El doctor afirma que enojarse es benéfico si uno lo hace por 30 o 40 minutos. Cualquier enojo que dure más tiempo que este puede ser nocivo. Hay personas que pueden enojarse por hasta cuatro horas, lo que ya se considera un enojo patológico. Y existe una explicación: después del plazo de 30 a 40 minutos diarios, empieza la segunda etapa del enojo.

5. La segunda etapa del enojo

La segunda etapa del enojo consiste en el aumento de los niveles séricos de cortisol, una hormona directamente relacionada al estrés, y también se da un cambio de glucosa a nivel plasmático. ¡Puede ser peor! Cuando sobrepasamos ese tiempo permitido, el cortisol busca adaptarnos bajo ciertas condiciones y el enojo se vuelve una respuesta funcional del sistema nervioso central.

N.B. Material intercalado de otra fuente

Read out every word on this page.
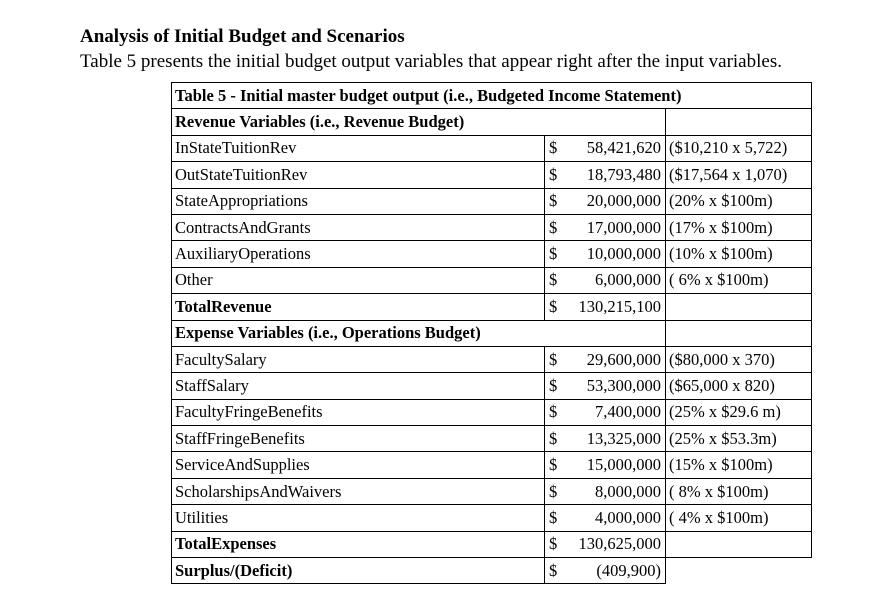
Analysis of Initial Budget and Scenarios

Table 5 presents the initial budget output variables that appear right after the input variables.

Table 5 - Initial master budget output (i.e., Budgeted Income Statement)		
Revenue Variables (i.e., Revenue Budget)		
InStateTuitionRev	$ 58,421,620	($10,210 x 5,722)
OutStateTuitionRev	$ 18,793,480	($17,564 x 1,070)
StateAppropriations	$ 20,000,000	(20% x $100m)
ContractsAndGrants	$ 17,000,000	(17% x $100m)
AuxiliaryOperations	$ 10,000,000	(10% x $100m)
Other	$ 6,000,000	( 6% x $100m)
TotalRevenue	$ 130,215,100	

Expense Variables (i.e., Operations Budget)		
FacultySalary	$ 29,600,000	($80,000 x 370)
StaffSalary	$ 53,300,000	($65,000 x 820)
FacultyFringeBenefits	$ 7,400,000	(25% x $29.6 m)
StaffFringeBenefits	$ 13,325,000	(25% x $53.3m)
ServiceAndSupplies	$ 15,000,000	(15% x $100m)
ScholarshipsAndWaivers	$ 8,000,000	( 8% x $100m)
Utilities	$ 4,000,000	( 4% x $100m)
TotalExpenses	$ 130,625,000	

Surplus/(Deficit)	$ (409,900)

6. El cerebro enojado quiere tener la razón

Según el estudio de Eduardo Calixto, el cerebro de la persona enojada siempre quiere tener la razón y, más que eso, necesita escuchar que la tiene. Ese es el motivo de por qué lo peor que podemos decir a alguien enojado es el famoso consejo: “Cálmate”. En realidad, lo único que lograremos es alterarlo aún más. ¡Tremendo desastre!

7. ¿Es posible controlar el enojo?

Quizás no sea alguna novedad, pero cuando somos jóvenes sentimos el enojo con más intensidad. El doctor de la UNAM cuenta que después de los 35 o 40 años el sentimiento se vuelve más selectivo y fácil de controlar en un período de tiempo más corto. Por otro lado, él también afirmó que después de los 40 minutos de enojo, la emoción debe autolimitarse, por lo que si alguien dura más tiempo enojado es porque está actuando o tiene un proceso de aprendizaje que consiste en enojarse para obtener lo que quiere.